Montreal has given us another decade of unrealistic targets that place the burden of conservation on developing countries.

Developing countries have called for these scattered pledges to be united and amplified through a dedicated global fund. China’s Kunming Biodiversity Fund was initially intended to serve as such a fund. But since its establishment, no other countries have contributed. “Chinese NGOs and others have been pushing for a more proactive advocacy of the fund,” Goron notes, “but without results.” Developing countries, in particular, have called for China’s fund to be linked to the sort of dedicated global fund they have been requesting for decades, yet to no avail. When surveyed, many participants at the COP consider this a Chinese, not a global fund, despite its intentions. One negotiator noted that the Kunming Fund has not been as central to the negotiations as could have been expected, although it may eventually be a relevant additional source of funding for African countries to achieve the new GBF goals and targets. 
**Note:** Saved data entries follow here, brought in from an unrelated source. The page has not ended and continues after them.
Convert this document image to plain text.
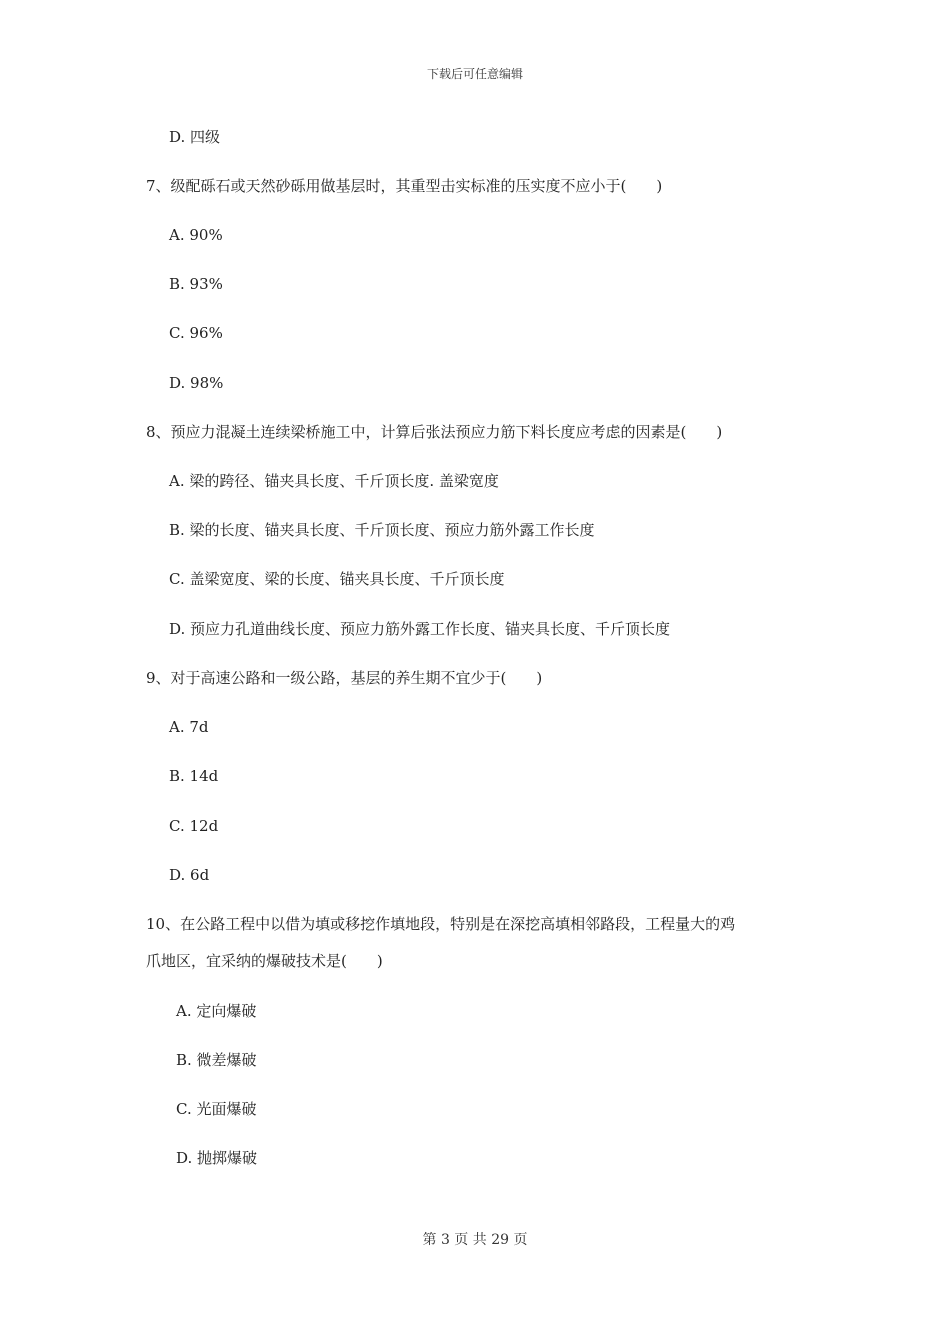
下载后可任意编辑
D. 四级
7、级配砾石或天然砂砾用做基层时，其重型击实标准的压实度不应小于(　　)
A. 90%
B. 93%
C. 96%
D. 98%
8、预应力混凝土连续梁桥施工中，计算后张法预应力筋下料长度应考虑的因素是(　　)
A. 梁的跨径、锚夹具长度、千斤顶长度. 盖梁宽度
B. 梁的长度、锚夹具长度、千斤顶长度、预应力筋外露工作长度
C. 盖梁宽度、梁的长度、锚夹具长度、千斤顶长度
D. 预应力孔道曲线长度、预应力筋外露工作长度、锚夹具长度、千斤顶长度
9、对于高速公路和一级公路，基层的养生期不宜少于(　　)
A. 7d
B. 14d
C. 12d
D. 6d
10、在公路工程中以借为填或移挖作填地段，特别是在深挖高填相邻路段，工程量大的鸡
爪地区，宜采纳的爆破技术是(　　)
A. 定向爆破
B. 微差爆破
C. 光面爆破
D. 抛掷爆破
第 3 页 共 29 页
New commitments made by Chinese private actors at the COP’s China Pavilion were barely perceived by non-Chinese participants. On the pavilion’s Shanghai Day, Chinese financial services corporation Ant Group, which had been promoting its low-carbon app Ant Forest, made new commitments to marine biodiversity protection on top of existing land-based conservation efforts. Given that these commitments were not linked to the Kunming Fund, doubts arise about the fund’s wider utility. Certainly, as the activist network Avaaz noted, the Kunming Fund is no replacement for the global biodiversity fund being demanded by developing countries such as the Democratic Republic of the Congo. 

During the final session in Montreal, many developing countries aired their frustrations. Namibia noted its solidarity with the Democratic Republic of the Congo, emphasising that the country has long suffered colonial violence and that this was now playing out in the CBD. Uganda and Rwanda expressed similar objections against the process, while others noted the unfairness of the negotiations more broadly. “We cannot accept the level of ambition without more finance,” said Deputy Prime Minister and Minister of Environment and Sustainable Development Ève Bazaiba Masudi of the Democratic Republic of the Congo. But by the evening of the final day, after consultation with Brazil and Indonesia – two other members of what some have called “the OPEC of rainforests” – she downgraded the objection to a reservation, noting her country’s concerns related to insufficient funding. “It’s not enough to simply vote to adopt something,” she added. Looking forward to COP16 and a potential resolution of the issue there, she concluded, “we do hope our voice will be heard.”

As the agreement struck at COP15 is heralded as the “Paris Moment” for nature, past failures cast lengthy shadows. The outcome in Montreal has given us another decade of unrealistic targets that place the burden of conservation on developing countries. The dismissal of a biodiversity-rich African country’s objection moments before the gavel was struck does not bode well for the decade to come. If anything is to be done beyond paying lip service to the ongoing extinction crisis, the world’s richest nations, together with international financial organisations, central banks, and various facets of private finance, must mobilise real commitment.